Sanat: Özgürlüğün Fırçası

Ulu önder Mustafa Kemal Atatürk “Sanatsız kalan bir milletin hayat damarlarından biri kopmuş olur.” sözüyle sanatın vazgeçilmez olduğu düşüncesini öne sürer. Sanat, insanların inandıkları, hayal ettikleri düşünceyi özgürce belirtmelerinden, resmetmelerinden ibarettir. Eğer biz sanatçılara özgürlük vermezsek, sanat kavramı yok olur, ve böylece Atatürkün sözüne geri döndüğümüzde; milletin hayat damarlarından biri kopmuş olur. Sanatçı, toplumun aynasıdır. Eğer sanatçı olmazsa, toplum eksik kalır. Bu yüzden ben, insanların sanat alanlarında fikirlerini özgürce ifade edebilmeleri gerektiğini düşünüyorum.

Bunun üstüne, sanat sadece toplumsal faydalara değil, kişisel faydalara da sahiptir. Çoğu sanatçı sanatı hissettikleri duyguları resmetmek için kullanır, resimlerinde, yazılarında, oyunlarında sanatçının duygusunu görürsünüz, onun duygusunu, içselleştirirsiniz. Dünyanın acı, zor gerçeklerinden kaçınmak için sanata sığınır çoğu sanatçı. Mesela Yüzüklerin Efendisi serisini yazan Tolkien, seriyi II. Dünya Savaşı sırasında yazdı (ve bu dönemlerde bu seri çok “kaçışçı” ve “çocuksu” olarak yargılanırken) bu seri günümüzün en bilindik, en sevilen fantastik kitapları arasında yer alıyor.
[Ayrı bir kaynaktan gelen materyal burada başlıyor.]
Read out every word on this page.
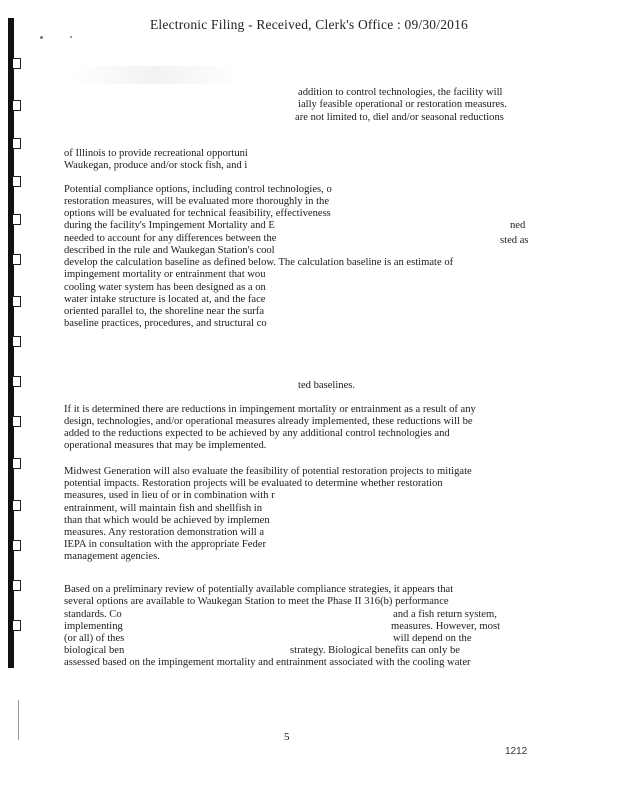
Electronic Filing - Received, Clerk's Office : 09/30/2016
addition to control technologies, the facility will
ially feasible operational or restoration measures.
are not limited to, diel and/or seasonal reductions
of Illinois to provide recreational opportuni
Waukegan, produce and/or stock fish, and i
Potential compliance options, including control technologies, o
restoration measures, will be evaluated more thoroughly in the
options will be evaluated for technical feasibility, effectiveness
ned
during the facility's Impingement Mortality and E
sted as
needed to account for any differences between the
described in the rule and Waukegan Station's cool
develop the calculation baseline as defined below. The calculation baseline is an estimate of
impingement mortality or entrainment that wou
cooling water system has been designed as a on
water intake structure is located at, and the face
oriented parallel to, the shoreline near the surfa
baseline practices, procedures, and structural co
ted baselines.
If it is determined there are reductions in impingement mortality or entrainment as a result of any
design, technologies, and/or operational measures already implemented, these reductions will be
added to the reductions expected to be achieved by any additional control technologies and
operational measures that may be implemented.
Midwest Generation will also evaluate the feasibility of potential restoration projects to mitigate
potential impacts. Restoration projects will be evaluated to determine whether restoration
measures, used in lieu of or in combination with r
entrainment, will maintain fish and shellfish in
than that which would be achieved by implemen
measures. Any restoration demonstration will a
IEPA in consultation with the appropriate Feder
management agencies.
Based on a preliminary review of potentially available compliance strategies, it appears that
several options are available to Waukegan Station to meet the Phase II 316(b) performance
standards. Co	and a fish return system,
implementing	measures. However, most
(or all) of thes	will depend on the
biological ben	strategy. Biological benefits can only be
assessed based on the impingement mortality and entrainment associated with the cooling water
5
1212
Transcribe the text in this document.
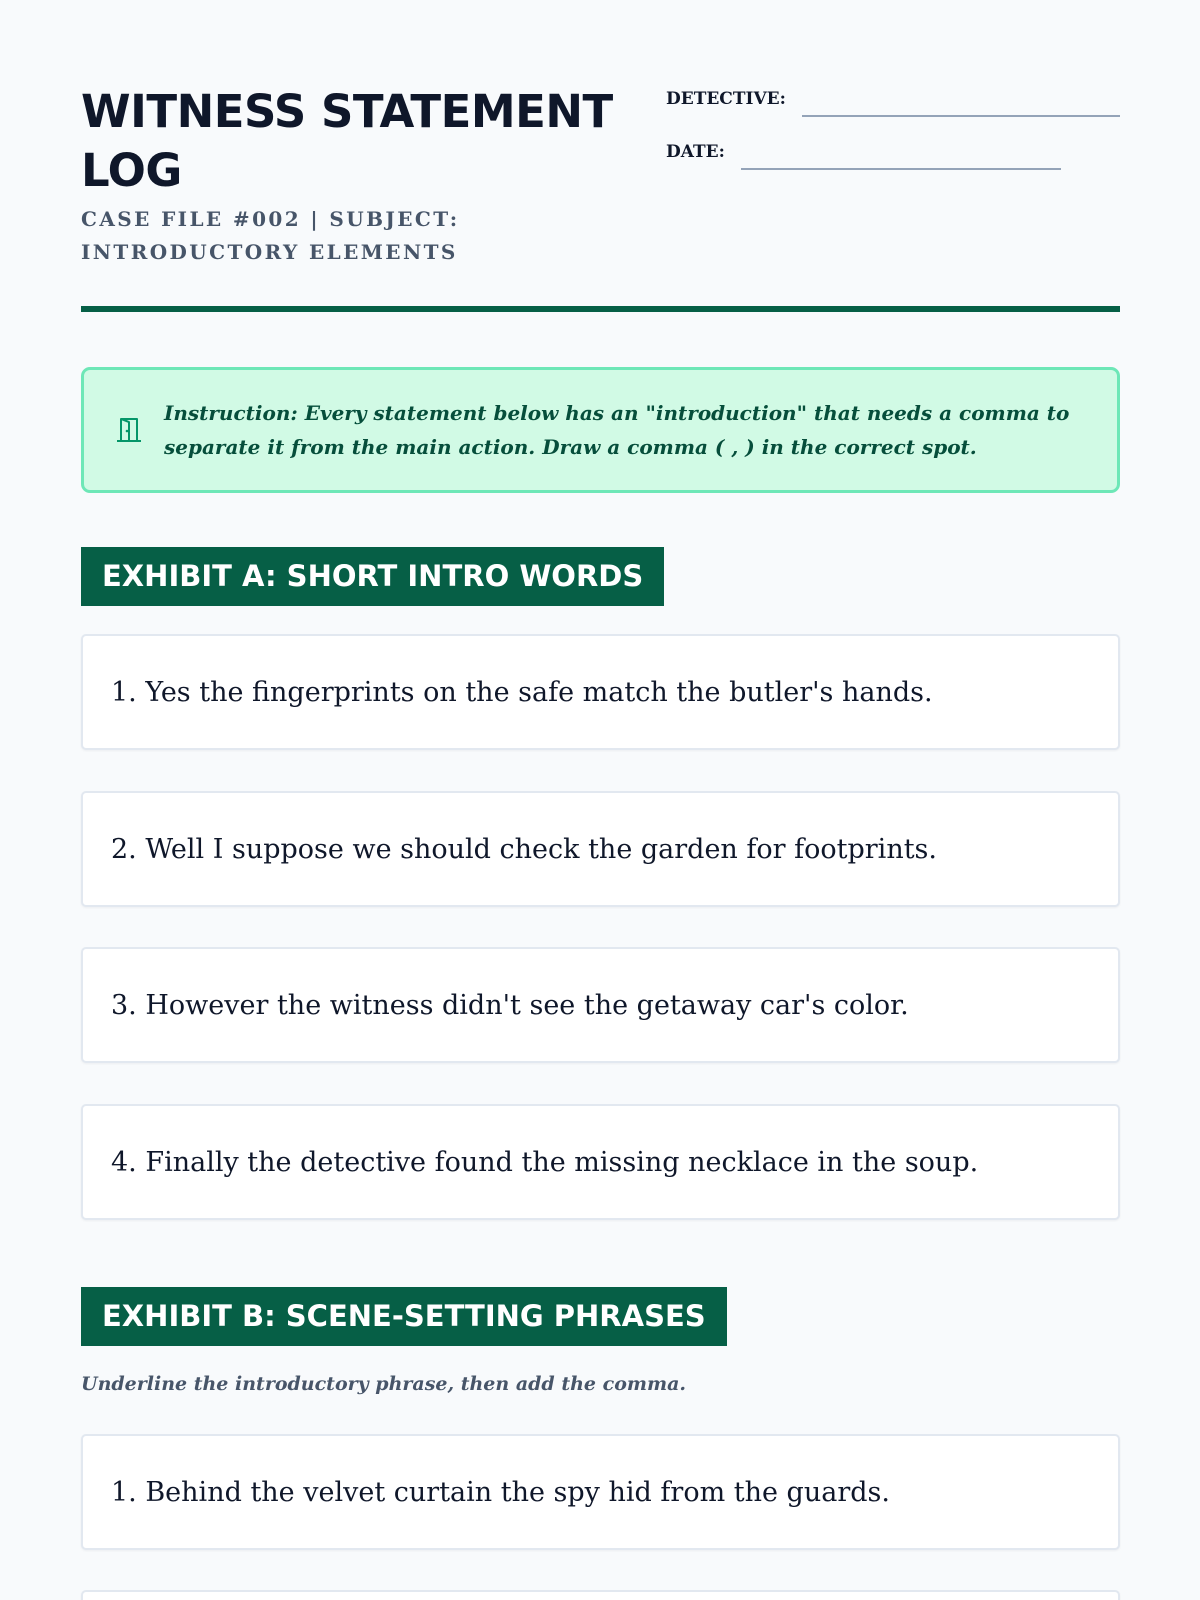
WITNESS STATEMENT LOG
CASE FILE #002 | SUBJECT: INTRODUCTORY ELEMENTS
DETECTIVE:
DATE:

Instruction: Every statement below has an "introduction" that needs a comma to separate it from the main action. Draw a comma ( , ) in the correct spot.

EXHIBIT A: SHORT INTRO WORDS
1. Yes the fingerprints on the safe match the butler's hands.
2. Well I suppose we should check the garden for footprints.
3. However the witness didn't see the getaway car's color.
4. Finally the detective found the missing necklace in the soup.
EXHIBIT B: SCENE-SETTING PHRASES

Underline the introductory phrase, then add the comma.

1. Behind the velvet curtain the spy hid from the guards.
Bugün toplumda karşılaşılan en büyük sorunlardan biri, insanlar hep katılmadıkları fikirleri kötülüyorlar ve sanatçılarda bu nedenle fikirlerini özgürce sunamıyorlar, ancak sanatçıların özgür düşünmesi, fikir çeşitliliği demektir. Fikir çeşitliliği ile toplum gelişir; insanlar daha çok düşünür ve insanlar/toplumlar, farklı inanışlara, görüşlere sahip olduğu için dışlanmaz veya yargılanmaz. Düşündüğümüzde bu ayrımcılığı bile sonlandırabilir; örneğin eğer bir insan dini inanışları ile ilgili bir eser yaptıysa, bu görüşün aksini düşünen bir yetkili (örneğin müze sahibi)eleştiriler yığmadan, ön yargıda bulunmadan, sanatçının düşünce özgürlüğünü onun elinden almadan o resme bakarsa, belki sanatçının nasıl hissettiğini, ne düşündüğünü anlayabilir. Ama maalesef günümüzde yazılı kısıtlamalar, kurallar olmasa bile, toplumun yargılayıcılığı, eleştirili bakış açısı ister istemez sanatçının da düşünce özgürlüğünü etkiliyor. Sanat aslında keyif vermekten öte bir yorum ortaya koymak ve düşündürmek amacı taşır, sanata kurallarla müdehale edildiği zaman artık sanat sanatçının eseri değil müdehale eden kişinin bir ürünüdür. Buradan ikinci bir tartışma konusu açılıyor; sanata müdahale edildiğinde sanat, sanat olmaktan mı çıkar yoksa sanat onu yapan sanatçının olmaktan mı çıkar? Mesela eski tablolara baktığımızda çoğu eser önemli insanların portreleriydi, hiç bakış açısı, duygu yoktu resimlerde, zaten o yüzden rönesans sonrası resimler genelde insanları daha çok düşündürüyor, insanları daha çok etkiliyor; çünkü düşünce özgürlüğü daha çok var, resimler duygu, düşünce, bakış açısı belirtiyor.
Sonuç olarak, fikir çeşitliliği olan, ayrımcılığın ve dışlamaların az olduğu medeni bir toplum için sanatçıların düşünce özgürlüğüne sahip olması gerekir.